Si consigues alejarte unos millones de kilómetros de la Tierra, hasta que solo es un punto azul pálido rodeado de millones de galaxias, tomas perspectiva, y te preguntas: ¿por qué la gente otorga tantísima importancia a ideas y costumbres cuando solo son menudencias en un universo incomprensible?
¿Para qué tanta defensa de creencias y costumbres si en unos años estaremos muertos? ¿Para qué tanto miedo y reverencia si al final nuestro sol se convertirá en una gigante naranja y engullirá la Tierra?
El poco tiempo que tenemos aquí, resulta al menos entretenido o esclarecedor el buscar, explorar y someter a crítica lo que consideramos falso o insuficientemente fundado a fin de evitar el sufrimiento o, en el mejor de los casos, acercarnos a la belleza de la verdad, esa verdad siempre inalcanzable.
Somos polvo en mitad de polvo haciéndonos preguntas insignificantes y aproximándonos pesarosamente a determinadas parcelas de la verdad (básicamente localizando patrones o modelos que nos permiten predecir lo que pasará, y saber por qué pasa lo que pasa o pasó lo que pasó), y, sin embargo, nos golpeamos el pecho y nos ofendemos a la mínima cada vez que alguien cuestiona o ridiculiza nuestro, por definición, sistema de creencias cuestionable y ridículo.
No importa lo que creamos, siempre pensamos que es mejor creencia que la ajena, y más importante: que esas creencias nos definen y su destitución afecta a nuestra reputación de tipos sagaces, así que las defendemos con encono, nos autoengañamos si alguien descubre el pastel y nos aferramos finalmente a ellas no ya como verdades dogmáticas e indiscutibles, sino también como pavimento donde sostener todo lo que somos.
Sin embargo, la única forma de explorar es moverse, dejar el pavimento que nos sostiene, hallar nuevos descubrimientos, soportar la crítica y el ludibrio de quienes no piensan como nosotros, y hacerlo con deportividad y la mente abierta.
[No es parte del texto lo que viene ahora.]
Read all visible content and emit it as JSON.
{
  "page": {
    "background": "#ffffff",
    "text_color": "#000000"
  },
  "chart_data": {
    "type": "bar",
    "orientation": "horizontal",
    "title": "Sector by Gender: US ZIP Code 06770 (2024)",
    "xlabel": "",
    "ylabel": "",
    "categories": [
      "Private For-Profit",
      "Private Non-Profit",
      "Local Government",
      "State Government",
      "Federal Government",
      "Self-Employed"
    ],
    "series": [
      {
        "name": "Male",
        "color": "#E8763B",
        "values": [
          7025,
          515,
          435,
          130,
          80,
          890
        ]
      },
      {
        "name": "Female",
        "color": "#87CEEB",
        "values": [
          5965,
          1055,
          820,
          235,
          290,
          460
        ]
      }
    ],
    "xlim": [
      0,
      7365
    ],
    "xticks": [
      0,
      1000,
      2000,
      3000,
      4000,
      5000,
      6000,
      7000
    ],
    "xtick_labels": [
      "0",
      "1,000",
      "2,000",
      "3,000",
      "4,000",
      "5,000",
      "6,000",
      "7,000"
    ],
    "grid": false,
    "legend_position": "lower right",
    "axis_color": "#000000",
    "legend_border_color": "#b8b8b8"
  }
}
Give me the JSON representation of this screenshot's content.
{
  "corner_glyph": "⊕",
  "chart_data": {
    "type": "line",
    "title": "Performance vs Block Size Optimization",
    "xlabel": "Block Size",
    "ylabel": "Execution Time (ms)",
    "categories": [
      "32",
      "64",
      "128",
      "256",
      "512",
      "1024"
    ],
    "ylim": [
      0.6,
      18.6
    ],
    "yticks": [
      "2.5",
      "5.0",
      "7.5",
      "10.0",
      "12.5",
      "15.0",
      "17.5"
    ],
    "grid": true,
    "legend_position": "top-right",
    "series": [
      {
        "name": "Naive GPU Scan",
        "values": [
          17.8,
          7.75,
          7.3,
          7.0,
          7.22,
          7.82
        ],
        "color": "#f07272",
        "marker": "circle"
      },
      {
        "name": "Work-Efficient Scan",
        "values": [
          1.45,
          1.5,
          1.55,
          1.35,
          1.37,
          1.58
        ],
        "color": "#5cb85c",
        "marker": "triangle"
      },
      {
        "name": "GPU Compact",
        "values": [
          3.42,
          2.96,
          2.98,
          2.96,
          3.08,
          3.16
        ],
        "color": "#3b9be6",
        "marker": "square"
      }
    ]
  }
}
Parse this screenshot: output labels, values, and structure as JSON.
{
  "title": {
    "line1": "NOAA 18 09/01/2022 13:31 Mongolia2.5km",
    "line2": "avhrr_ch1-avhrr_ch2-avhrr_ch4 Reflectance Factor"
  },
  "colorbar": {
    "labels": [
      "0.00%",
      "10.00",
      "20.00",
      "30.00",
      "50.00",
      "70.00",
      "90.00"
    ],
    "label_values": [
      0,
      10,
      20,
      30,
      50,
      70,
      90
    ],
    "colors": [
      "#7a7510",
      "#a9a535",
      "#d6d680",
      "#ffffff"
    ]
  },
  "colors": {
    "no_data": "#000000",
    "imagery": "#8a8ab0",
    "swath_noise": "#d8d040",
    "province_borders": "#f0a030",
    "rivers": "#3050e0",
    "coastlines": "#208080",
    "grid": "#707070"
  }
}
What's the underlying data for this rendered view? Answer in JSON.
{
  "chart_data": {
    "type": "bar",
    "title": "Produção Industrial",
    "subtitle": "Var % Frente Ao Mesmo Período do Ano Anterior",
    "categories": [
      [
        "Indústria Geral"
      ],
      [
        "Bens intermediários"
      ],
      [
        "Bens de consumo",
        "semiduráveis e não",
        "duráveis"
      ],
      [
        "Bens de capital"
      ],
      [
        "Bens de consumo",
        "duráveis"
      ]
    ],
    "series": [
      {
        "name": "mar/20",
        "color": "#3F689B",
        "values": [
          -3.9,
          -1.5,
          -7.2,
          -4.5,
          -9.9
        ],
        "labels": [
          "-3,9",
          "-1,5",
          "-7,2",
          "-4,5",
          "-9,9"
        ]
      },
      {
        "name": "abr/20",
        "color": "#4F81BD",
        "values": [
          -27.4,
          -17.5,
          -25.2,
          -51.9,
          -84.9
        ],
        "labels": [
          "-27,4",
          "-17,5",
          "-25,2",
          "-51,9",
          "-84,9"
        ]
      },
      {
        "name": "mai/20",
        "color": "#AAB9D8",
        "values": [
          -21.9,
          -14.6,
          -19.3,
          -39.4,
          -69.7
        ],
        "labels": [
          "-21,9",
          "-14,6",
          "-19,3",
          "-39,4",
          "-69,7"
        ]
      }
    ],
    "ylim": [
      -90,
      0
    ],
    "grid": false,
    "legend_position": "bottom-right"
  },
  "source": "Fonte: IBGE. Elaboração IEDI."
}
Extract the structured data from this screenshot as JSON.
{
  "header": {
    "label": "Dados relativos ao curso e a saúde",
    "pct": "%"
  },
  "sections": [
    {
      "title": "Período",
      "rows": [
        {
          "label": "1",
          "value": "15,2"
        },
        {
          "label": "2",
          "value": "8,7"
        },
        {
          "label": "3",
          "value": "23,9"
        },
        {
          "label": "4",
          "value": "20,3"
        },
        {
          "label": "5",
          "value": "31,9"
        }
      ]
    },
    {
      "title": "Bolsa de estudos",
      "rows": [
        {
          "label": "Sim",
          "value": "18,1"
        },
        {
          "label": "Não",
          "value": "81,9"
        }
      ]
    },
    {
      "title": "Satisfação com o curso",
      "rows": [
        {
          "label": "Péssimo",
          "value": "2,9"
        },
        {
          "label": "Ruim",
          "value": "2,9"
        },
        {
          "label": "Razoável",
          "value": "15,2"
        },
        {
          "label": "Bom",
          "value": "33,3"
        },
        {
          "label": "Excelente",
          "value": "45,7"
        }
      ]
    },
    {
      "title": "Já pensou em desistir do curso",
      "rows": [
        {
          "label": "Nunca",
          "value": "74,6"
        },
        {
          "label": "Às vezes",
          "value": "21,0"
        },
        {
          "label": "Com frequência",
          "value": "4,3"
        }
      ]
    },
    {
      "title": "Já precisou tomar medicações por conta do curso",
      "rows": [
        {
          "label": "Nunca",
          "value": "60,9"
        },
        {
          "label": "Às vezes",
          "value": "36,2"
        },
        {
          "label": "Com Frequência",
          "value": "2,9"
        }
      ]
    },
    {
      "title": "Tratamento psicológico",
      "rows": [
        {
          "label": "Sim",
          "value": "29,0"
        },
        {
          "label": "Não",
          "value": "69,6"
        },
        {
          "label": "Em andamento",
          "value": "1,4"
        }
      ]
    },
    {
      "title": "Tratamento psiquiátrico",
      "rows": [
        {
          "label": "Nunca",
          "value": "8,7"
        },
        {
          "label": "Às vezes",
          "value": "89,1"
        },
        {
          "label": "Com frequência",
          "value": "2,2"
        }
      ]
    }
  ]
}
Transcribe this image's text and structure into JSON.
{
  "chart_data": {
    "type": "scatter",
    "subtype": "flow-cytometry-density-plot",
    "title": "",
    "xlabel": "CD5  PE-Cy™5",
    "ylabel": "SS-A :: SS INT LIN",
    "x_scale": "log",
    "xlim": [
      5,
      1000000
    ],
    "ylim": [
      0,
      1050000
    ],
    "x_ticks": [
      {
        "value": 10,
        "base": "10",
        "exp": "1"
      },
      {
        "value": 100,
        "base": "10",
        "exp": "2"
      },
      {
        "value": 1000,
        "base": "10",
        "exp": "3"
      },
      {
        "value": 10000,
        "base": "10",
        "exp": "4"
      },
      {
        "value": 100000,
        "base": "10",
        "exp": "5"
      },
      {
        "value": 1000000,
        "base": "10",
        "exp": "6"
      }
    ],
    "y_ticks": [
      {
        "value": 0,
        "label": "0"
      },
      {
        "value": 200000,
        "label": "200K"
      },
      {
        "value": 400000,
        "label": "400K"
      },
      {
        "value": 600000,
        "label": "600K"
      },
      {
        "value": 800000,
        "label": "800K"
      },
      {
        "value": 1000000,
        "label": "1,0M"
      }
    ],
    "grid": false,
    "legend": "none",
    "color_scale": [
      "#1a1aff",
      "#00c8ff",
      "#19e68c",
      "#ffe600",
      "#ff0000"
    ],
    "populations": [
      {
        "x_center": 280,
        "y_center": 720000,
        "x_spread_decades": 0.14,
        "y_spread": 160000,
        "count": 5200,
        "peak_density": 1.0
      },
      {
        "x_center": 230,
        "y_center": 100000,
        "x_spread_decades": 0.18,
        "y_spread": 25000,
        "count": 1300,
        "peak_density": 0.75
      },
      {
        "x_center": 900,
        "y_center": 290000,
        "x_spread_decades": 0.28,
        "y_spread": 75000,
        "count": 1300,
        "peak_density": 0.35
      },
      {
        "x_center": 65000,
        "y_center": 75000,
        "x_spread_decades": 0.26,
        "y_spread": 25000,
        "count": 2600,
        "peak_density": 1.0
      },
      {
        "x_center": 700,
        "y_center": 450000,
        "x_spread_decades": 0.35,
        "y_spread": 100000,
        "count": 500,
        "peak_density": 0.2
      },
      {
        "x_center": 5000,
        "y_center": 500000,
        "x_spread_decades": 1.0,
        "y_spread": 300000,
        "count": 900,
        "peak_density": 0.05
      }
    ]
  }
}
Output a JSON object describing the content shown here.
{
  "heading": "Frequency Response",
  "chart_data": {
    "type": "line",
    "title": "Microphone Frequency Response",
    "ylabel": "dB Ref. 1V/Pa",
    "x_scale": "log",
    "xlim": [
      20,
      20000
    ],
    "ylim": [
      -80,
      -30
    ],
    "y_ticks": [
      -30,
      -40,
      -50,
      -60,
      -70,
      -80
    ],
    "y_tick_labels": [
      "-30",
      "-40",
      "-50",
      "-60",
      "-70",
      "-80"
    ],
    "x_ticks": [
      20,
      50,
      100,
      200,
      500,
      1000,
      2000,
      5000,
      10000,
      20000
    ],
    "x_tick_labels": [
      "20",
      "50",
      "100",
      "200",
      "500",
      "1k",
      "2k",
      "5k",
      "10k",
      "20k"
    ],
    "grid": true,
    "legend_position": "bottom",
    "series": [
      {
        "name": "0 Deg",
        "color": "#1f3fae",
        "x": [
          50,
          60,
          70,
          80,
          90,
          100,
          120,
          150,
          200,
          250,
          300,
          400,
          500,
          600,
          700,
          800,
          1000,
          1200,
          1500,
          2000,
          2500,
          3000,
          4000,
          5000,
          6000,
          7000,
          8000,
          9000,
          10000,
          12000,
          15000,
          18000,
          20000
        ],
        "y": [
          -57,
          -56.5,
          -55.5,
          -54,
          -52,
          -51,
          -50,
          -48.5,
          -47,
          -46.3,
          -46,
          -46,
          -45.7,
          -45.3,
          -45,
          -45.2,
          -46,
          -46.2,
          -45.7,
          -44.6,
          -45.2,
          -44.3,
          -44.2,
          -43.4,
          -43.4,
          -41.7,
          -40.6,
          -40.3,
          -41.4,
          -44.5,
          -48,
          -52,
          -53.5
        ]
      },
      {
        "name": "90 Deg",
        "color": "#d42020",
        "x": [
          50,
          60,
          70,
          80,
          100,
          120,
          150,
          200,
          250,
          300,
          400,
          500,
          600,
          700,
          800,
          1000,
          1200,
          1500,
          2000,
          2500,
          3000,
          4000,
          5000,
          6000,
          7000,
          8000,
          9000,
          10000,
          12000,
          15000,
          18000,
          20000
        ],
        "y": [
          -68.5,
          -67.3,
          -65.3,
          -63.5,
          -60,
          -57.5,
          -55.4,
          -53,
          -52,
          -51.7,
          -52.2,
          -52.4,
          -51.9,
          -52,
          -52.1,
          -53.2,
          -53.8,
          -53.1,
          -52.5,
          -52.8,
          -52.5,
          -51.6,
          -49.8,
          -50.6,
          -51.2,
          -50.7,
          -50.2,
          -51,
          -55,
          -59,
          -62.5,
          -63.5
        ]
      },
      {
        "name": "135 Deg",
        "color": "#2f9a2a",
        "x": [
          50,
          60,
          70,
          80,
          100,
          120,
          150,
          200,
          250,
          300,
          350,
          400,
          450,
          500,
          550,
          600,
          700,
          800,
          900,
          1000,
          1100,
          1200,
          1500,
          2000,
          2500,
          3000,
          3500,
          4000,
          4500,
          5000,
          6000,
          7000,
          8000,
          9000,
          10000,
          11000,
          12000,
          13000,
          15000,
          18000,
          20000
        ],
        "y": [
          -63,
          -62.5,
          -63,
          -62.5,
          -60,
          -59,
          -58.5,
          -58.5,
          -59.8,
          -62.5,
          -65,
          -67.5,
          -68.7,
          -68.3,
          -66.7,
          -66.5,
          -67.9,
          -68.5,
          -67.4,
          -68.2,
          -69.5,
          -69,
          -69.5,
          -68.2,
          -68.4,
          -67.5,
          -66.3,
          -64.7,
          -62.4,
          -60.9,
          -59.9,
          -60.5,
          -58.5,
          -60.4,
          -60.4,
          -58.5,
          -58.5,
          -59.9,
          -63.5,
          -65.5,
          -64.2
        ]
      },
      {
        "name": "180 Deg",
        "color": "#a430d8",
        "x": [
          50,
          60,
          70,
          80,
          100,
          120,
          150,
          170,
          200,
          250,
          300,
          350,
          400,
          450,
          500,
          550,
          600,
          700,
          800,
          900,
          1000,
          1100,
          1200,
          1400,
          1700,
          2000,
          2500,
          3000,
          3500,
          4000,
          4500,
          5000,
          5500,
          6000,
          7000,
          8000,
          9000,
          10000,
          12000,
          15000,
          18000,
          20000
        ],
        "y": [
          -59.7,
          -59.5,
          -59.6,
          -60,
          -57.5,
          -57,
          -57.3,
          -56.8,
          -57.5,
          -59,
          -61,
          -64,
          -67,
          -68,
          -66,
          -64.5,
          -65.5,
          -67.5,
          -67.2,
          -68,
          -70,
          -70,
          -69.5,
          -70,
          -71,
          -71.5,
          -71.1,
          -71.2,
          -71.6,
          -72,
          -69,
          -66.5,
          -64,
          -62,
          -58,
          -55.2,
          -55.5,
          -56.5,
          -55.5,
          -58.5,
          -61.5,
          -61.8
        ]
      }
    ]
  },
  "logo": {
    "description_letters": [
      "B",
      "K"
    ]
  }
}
La única forma de explorar y descubrir pasa por vaciar las alforjas lo máximo posible, soltar lastre para no parecer un fanático atrapado en sus cuatro muros quebradizos y sofocantes impuestos por la cultura religiosa, moral o laica vigente.
Quien se lanza a explorar debe estar preparado para cambiar su punto de vista de las cosas, su punto de vista sobre su importancia relativa en el mundo y, ante todo, debe estar dispuesto a cambiar y progresar, asimilar y matizar, todo lo que cree, todo lo que opina, todo lo que siente. De lo contrario, el que explora no se está moviendo del sitio o transporta consigo su pequeña atmósfera de ideas, siempre manteniéndose aparte de todo lo demás, como una pieza de museo expuesta en un viril.
Quien está dispuesto a explorar no considera que sus cuatro verdades sobre el mundo constituyen la verdad absoluta, de lo contrario acabará siempre desconfiando de otros puntos de vista y ofendiéndose a la mínima, obligando a todos los que se crucen en su camino a que se la cojan con papel de fumar. Todo por miedo y rabia a aceptar que solo es un simple explorador rodeado de cosas que ignora.
Todo porque ha asociado su Yo a esas cuatro verdades, en vez de asumir que su Yo debe estar siempre evolucionando en función de lo que descubre en su exploración, y en consecuencia solo se adhiere temporalmente a unas y otras ideas. Y por tanto las ideas no le definen como explorador y tampoco como individuo, sino el continuo trasiego de las mismas, su movimiento exploratorio, sus evoluciones e involuciones, sus epifanías o seppukus, siempre en movimiento, como nubes en un cielo turbulento. Eso es el Yo, movimiento. Lo contrario es parálisis, muerte cerebral.
Quien está dispuesto a explorar debe asumir que quizá se encontrará con una tribu pintoresca que viste con taparrabos y lleva a cabo costumbres ridículas, ofreciendo explicaciones a fenómenos naturales que, de todo punto, son erróneas, producto de su imaginación o de su necesidad de llenar sus huecos de ignorancia con mitos y explicaciones reconfortantes. Entonces tú dirás la tuya, exhibirás lo que sabes, encenderás tu mechero para demostrar que puedes hacer fuego.
No importa si la tribu te erige como su nuevo Dios, o si estalla en carcajadas ante tus ideas, totalmente ridículas en comparación con su sistema de creencias. Eso es lo de menos. Lo importante, lo verdaderamente importante, es que el explorador sabe que frente a esa tribu con taparrabos quizá se está mirando en un espejo.